Team BlogsMy-Mindfulness-Journey-JM

When I reflect on my role as a mindfulness teacher and tutor, I am drawn back to the beginning, my “origin story” as commissioners of films like to call our backgrounds.

I started practicing mindfulness in 2011 and up until I first plonked my derriere on a cushion, I had never given any thought to meditation. My GP had suggested I try mindfulness as a way of managing stress and anxiety but to say I was sceptical would be quite the understatement!

I was a “hardline sceptic”, someone who considered meditation as nebulous and esoteric at best (I’ll spare you the other judgements that ran through my mind when thinking of the subject). I was convinced it couldn’t possibly help me, but I had been suffering with stress and anxiety for so long that I thought “what have I got to lose?” And so off I went with a sceptical skip in my step to an 8-week course and despite my reticence, I stuck with it.

This decision to complete that 8-week course is up there with the best decisions I have made in my life.

Although it would be wrong to say that initial 8 weeks completely changed my life, it did sow the seeds of behaviours and practices that would change my life for the (much!) better.  Within those 8 weeks I noticed changes that I wanted to develop.  I was happier, I was responding to stress triggers differently and I was much kinder to myself in the face of my inner critic.

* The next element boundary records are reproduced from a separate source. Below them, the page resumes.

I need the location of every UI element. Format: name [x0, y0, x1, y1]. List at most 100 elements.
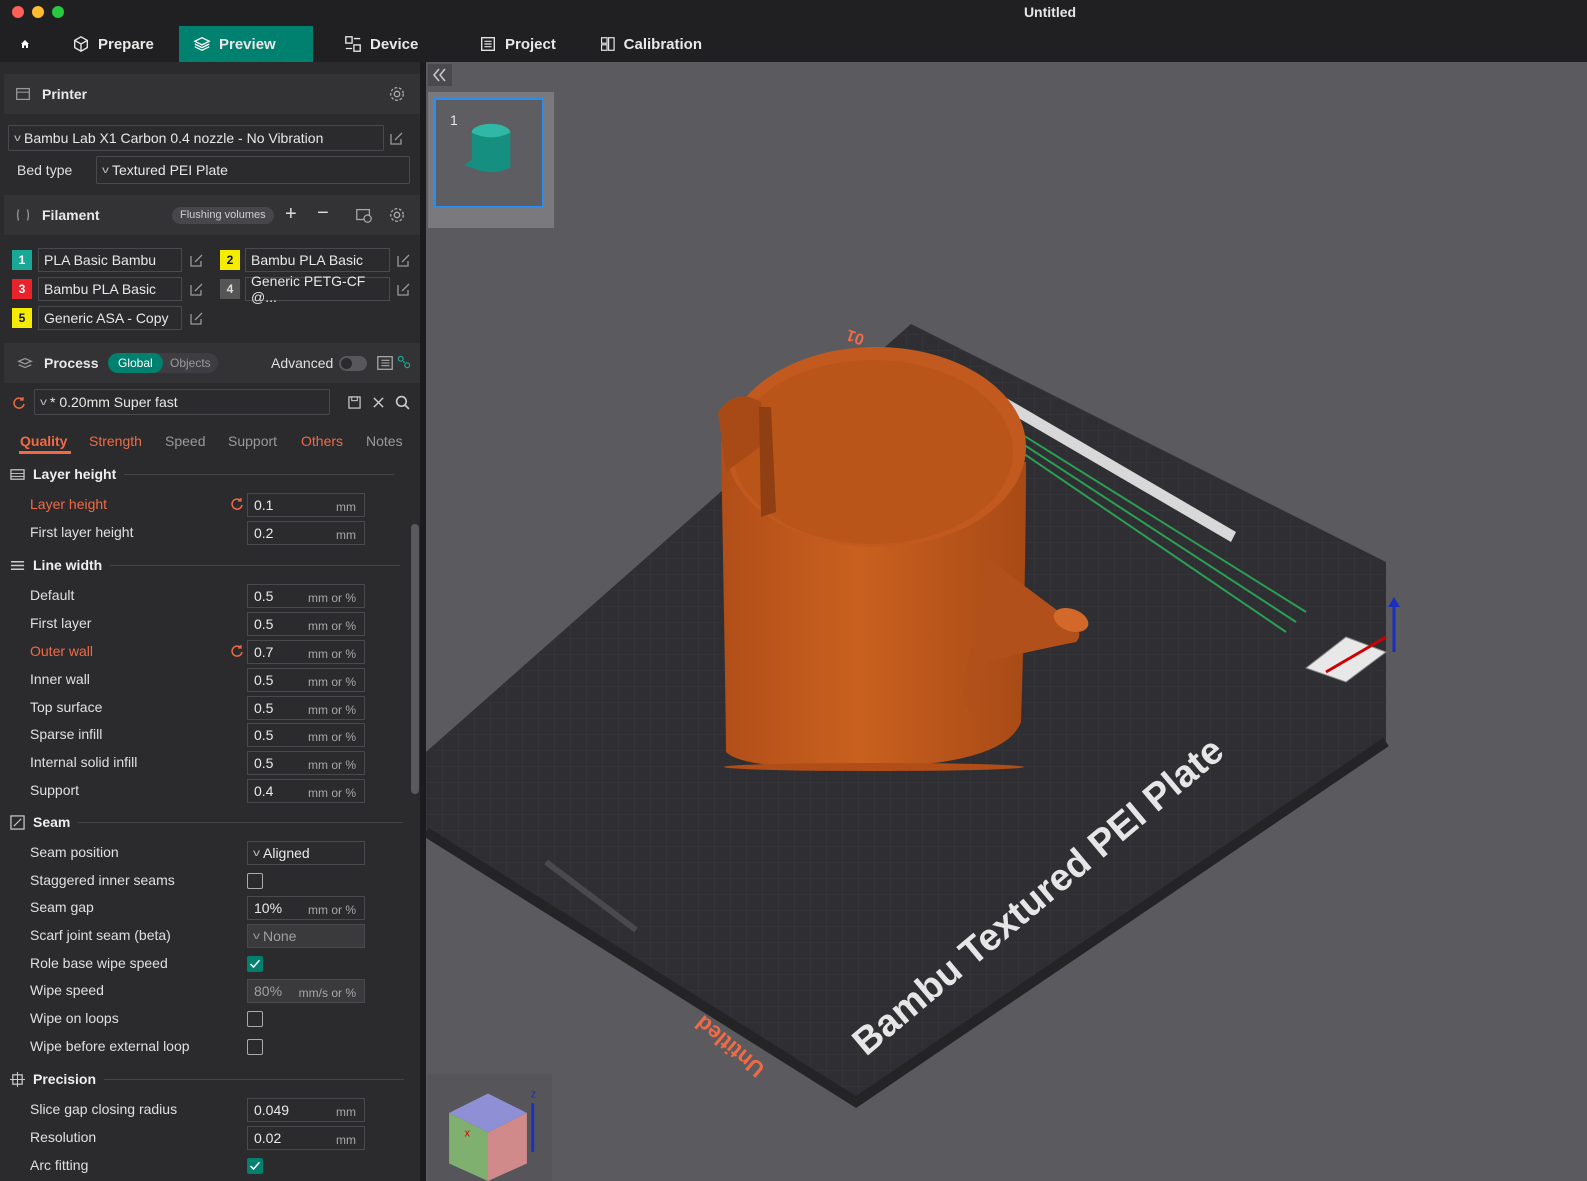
slice-gap-closing-radius-input[interactable]: 0.049 mm: [247, 1098, 365, 1122]
staggered-inner-seams-checkbox[interactable]: [247, 873, 263, 889]
setting-layer-height: Layer height 0.1 mm: [30, 493, 400, 517]
input-value: 0.5: [254, 616, 274, 632]
filament-slot-1-color[interactable]: 1: [12, 250, 32, 270]
tab-notes[interactable]: Notes: [366, 433, 403, 449]
compare-icon[interactable]: [396, 354, 412, 370]
setting-arc-fitting: Arc fitting: [30, 1154, 400, 1178]
home-button[interactable]: [6, 26, 44, 62]
bed-type-select[interactable]: v Textured PEI Plate: [96, 156, 410, 184]
filament-slot-1-select[interactable]: PLA Basic Bambu: [38, 248, 182, 272]
input-value: 0.2: [254, 525, 274, 541]
filament-slot-name: PLA Basic Bambu: [44, 252, 157, 268]
search-icon[interactable]: [395, 395, 410, 410]
process-section-header: Process Global Objects Advanced: [4, 343, 420, 383]
arc-fitting-checkbox[interactable]: [247, 1158, 263, 1174]
line-width-inner-wall-input[interactable]: 0.5 mm or %: [247, 668, 365, 692]
add-filament-button[interactable]: +: [285, 203, 297, 226]
tab-preview[interactable]: Preview: [179, 26, 313, 62]
close-icon[interactable]: [372, 396, 385, 409]
edit-icon[interactable]: [190, 311, 204, 325]
line-width-outer-wall-input[interactable]: 0.7 mm or %: [247, 640, 365, 664]
wipe-speed-input[interactable]: 80% mm/s or %: [247, 979, 365, 1003]
tab-project[interactable]: Project: [465, 26, 575, 62]
list-view-icon[interactable]: [376, 354, 394, 372]
3d-viewport[interactable]: 01 Bambu Textured PEI Plate Untitled 1 z…: [426, 62, 1587, 1181]
setting-label: First layer height: [30, 524, 134, 540]
gear-icon[interactable]: [388, 206, 406, 224]
line-width-internal-solid-input[interactable]: 0.5 mm or %: [247, 751, 365, 775]
tab-others[interactable]: Others: [301, 433, 343, 449]
toggle-objects[interactable]: Objects: [170, 353, 211, 373]
bed-type-value: Textured PEI Plate: [112, 162, 228, 178]
edit-icon[interactable]: [390, 131, 404, 145]
collapse-sidebar-button[interactable]: [428, 64, 452, 86]
layer-height-input[interactable]: 0.1 mm: [247, 493, 365, 517]
printer-profile-select[interactable]: v Bambu Lab X1 Carbon 0.4 nozzle - No Vi…: [8, 125, 384, 151]
unit-label: mm or %: [308, 675, 356, 689]
filament-slot-3-select[interactable]: Bambu PLA Basic: [38, 277, 182, 301]
filament-slot-2-color[interactable]: 2: [220, 250, 240, 270]
line-width-icon: [10, 560, 25, 570]
minimize-window-button[interactable]: [32, 6, 44, 18]
line-width-default-input[interactable]: 0.5 mm or %: [247, 584, 365, 608]
tab-strength[interactable]: Strength: [89, 433, 142, 449]
toggle-global[interactable]: Global: [108, 353, 163, 373]
filament-slot-4-select[interactable]: Generic PETG-CF @...: [245, 273, 390, 305]
reset-icon[interactable]: [230, 497, 244, 511]
filament-slot-5-select[interactable]: Generic ASA - Copy: [38, 306, 182, 330]
first-layer-height-input[interactable]: 0.2 mm: [247, 521, 365, 545]
edit-icon[interactable]: [190, 282, 204, 296]
tab-quality[interactable]: Quality: [20, 433, 67, 449]
close-window-button[interactable]: [12, 6, 24, 18]
line-width-first-layer-input[interactable]: 0.5 mm or %: [247, 612, 365, 636]
maximize-window-button[interactable]: [52, 6, 64, 18]
role-base-wipe-speed-checkbox[interactable]: [247, 956, 263, 972]
orientation-cube[interactable]: z x: [428, 1074, 552, 1181]
tab-prepare[interactable]: Prepare: [58, 26, 178, 62]
setting-line-width-outer-wall: Outer wall 0.7 mm or %: [30, 640, 400, 664]
setting-resolution: Resolution 0.02 mm: [30, 1126, 400, 1150]
global-objects-toggle[interactable]: Global Objects: [108, 353, 218, 373]
flushing-volumes-button[interactable]: Flushing volumes: [172, 207, 274, 224]
advanced-toggle[interactable]: [339, 356, 367, 371]
tab-device[interactable]: Device: [330, 26, 440, 62]
plate-thumbnail-1[interactable]: 1: [434, 98, 544, 208]
reset-icon[interactable]: [230, 644, 244, 658]
unit-label: mm or %: [308, 703, 356, 717]
tab-support[interactable]: Support: [228, 433, 277, 449]
process-preset-select[interactable]: v * 0.20mm Super fast: [34, 389, 330, 415]
input-value: 0.5: [254, 672, 274, 688]
scene-canvas[interactable]: 01 Bambu Textured PEI Plate Untitled: [426, 62, 1587, 1181]
group-title: Line width: [33, 557, 103, 573]
filament-slot-4-color[interactable]: 4: [220, 279, 240, 299]
checkmark-icon: [249, 959, 261, 969]
edit-icon[interactable]: [190, 253, 204, 267]
edit-icon[interactable]: [397, 282, 411, 296]
tab-calibration[interactable]: Calibration: [586, 26, 716, 62]
setting-line-width-inner-wall: Inner wall 0.5 mm or %: [30, 668, 400, 692]
setting-first-layer-height: First layer height 0.2 mm: [30, 521, 400, 545]
seam-position-select[interactable]: v Aligned: [247, 841, 365, 865]
wipe-before-external-loop-checkbox[interactable]: [247, 1039, 263, 1055]
line-width-top-surface-input[interactable]: 0.5 mm or %: [247, 696, 365, 720]
plate-thumb-number: 1: [450, 112, 458, 128]
settings-scrollbar[interactable]: [411, 524, 419, 794]
wipe-on-loops-checkbox[interactable]: [247, 1011, 263, 1027]
seam-gap-input[interactable]: 10% mm or %: [247, 896, 365, 920]
tab-speed[interactable]: Speed: [165, 433, 205, 449]
filament-slot-5-color[interactable]: 5: [12, 308, 32, 328]
group-seam: Seam: [10, 814, 404, 830]
gear-icon[interactable]: [388, 85, 406, 103]
remove-filament-button[interactable]: −: [317, 202, 329, 225]
filament-slot-2-select[interactable]: Bambu PLA Basic: [245, 248, 390, 272]
filament-slot-3-color[interactable]: 3: [12, 279, 32, 299]
edit-icon[interactable]: [397, 253, 411, 267]
save-icon[interactable]: [348, 396, 361, 409]
cube-icon: [74, 36, 88, 52]
undo-reset-icon[interactable]: [12, 396, 26, 410]
scarf-joint-seam-select[interactable]: v None: [247, 924, 365, 948]
sync-ams-icon[interactable]: [355, 206, 373, 224]
line-width-support-input[interactable]: 0.4 mm or %: [247, 779, 365, 803]
line-width-sparse-infill-input[interactable]: 0.5 mm or %: [247, 723, 365, 747]
resolution-input[interactable]: 0.02 mm: [247, 1126, 365, 1150]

I knew I had to continue so I signed up for the MSc Studies in Mindfulness and this time the course really did change my life.

Those three years were profoundly impactful.  I developed my practice and built friendships in a community that shared this wonderful practice, that offered kindness and support.   I felt more connected to my direct experience, had less stress and rumination and I was more content, happy even.  Because of this I made the decision to abandon a safe career in the NHS and to teach mindfulness to others.

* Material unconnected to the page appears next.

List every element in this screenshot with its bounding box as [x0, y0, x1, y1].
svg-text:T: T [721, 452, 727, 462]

I wanted to offer other people what my mindful teachers had given me, to share with them the simple yet profound capacity of this practice to change your life. It soon went beyond reducing my stress and anxiety and opened up a whole new way of experiencing life. I meet the richness of life and appreciate the good and ride out the difficult and painful in a way that I would never been able to if I’d not sat down on that cushion, close my eyes and breathed.

Each time I now sit, I remember that first step (scepticism and all!) as part of my ongoing journey.  Why not connect with your motivation again and simply be?